Posted by Susan J. Levy

Recently, I have seen a steady flow of preservation letters, demanding our clients preserve everything from the damaged vehicle itself to any scrap of paper ever mentioning anyone or anything even tangentially involved in the alleged tort. While I recognize that prospective plaintiffs have a right to inspect evidence before it is altered or repaired, plaintiffs’ counsel have, in my opinion, gone too far. The rules against spoliation do not require that individuals or businesses retain documents or correspondence in the regular course of business just because someday, someone may file a lawsuit against them. Rather, the rules against spoliation apply only to the destruction or altering of evidence when litigation regarding an event is anticipated.

Specifically, “[s]poliation refers to the destruction or failure to preserve evidence that is necessary to contemplated or pending litigation.” AMLI Residential Properties, Inc., v. Georgia Power Co., 293 Ga. App. 358, 361 (quoting Bridgestone/Firestone North American Tire v. Campbell, 258 Ga. App. 767, 768 (2002)) (emphasis added). In Kitchens v. Brusman, 2010 Ga. App. LEXIS 354 (2010), the Court held that: “Georgia law allows a finding of spoliation if the loss of the evidence occurs at a time when there is ‘contemplated or pending litigation.’ [citations omitted] We have held that [the mere] contemplation of potential liability is not notice of potential litigation. . . . the simple fact that someone is injured in an accident, without more, is not notice that the injured party is contemplating litigation sufficient to automatically trigger the rules of spoliation. Kitchens at *11-*12 (citing Silman v. Associates Bellemeade, 294 Ga. App. 764, 767 (2008)).

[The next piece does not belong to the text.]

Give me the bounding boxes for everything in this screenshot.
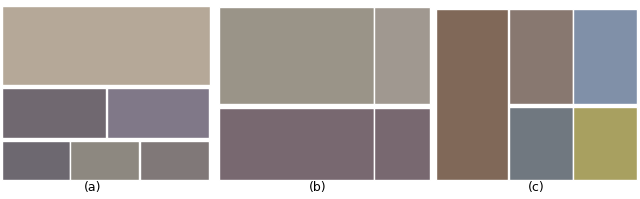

The rules against spoliation and the imposition of sanctions for the failure to preserve evidence must, therefore, be triggered by something more than the simple knowledge that someone may decide to file suit. Georgia courts have recognized that in the litigious society we live in, to hold otherwise would be tantamount to requiring that every piece of paper – regardless of how insignificant- be retained forever. While I encourage my clients to maintain good records and to be careful about their retention policies (regarding both paper and electronic information), I also want my clients to understand that the ability to impose sanctions for spoliation are, at least in some ways, limited. Where the courts will draw the line has yet to be determined. To be safe, I tell my clients that after an injury, preserve everything they reasonably suspect may be related. Certainly, once we have notice that the party is represented by counsel, the burden to preserve is heightened. Even then, however, the opposing party must prove (1) the destruction or failure to preserve evidence, (2) that the evidence is necessary, (3) to contemplated or pending litigation, before they are entitled to the presumption that the evidence would have been harmful to the spoliator. Baxley v. Hakiel Industries, Inc., et al., 282 Ga. 312, 313 (2007).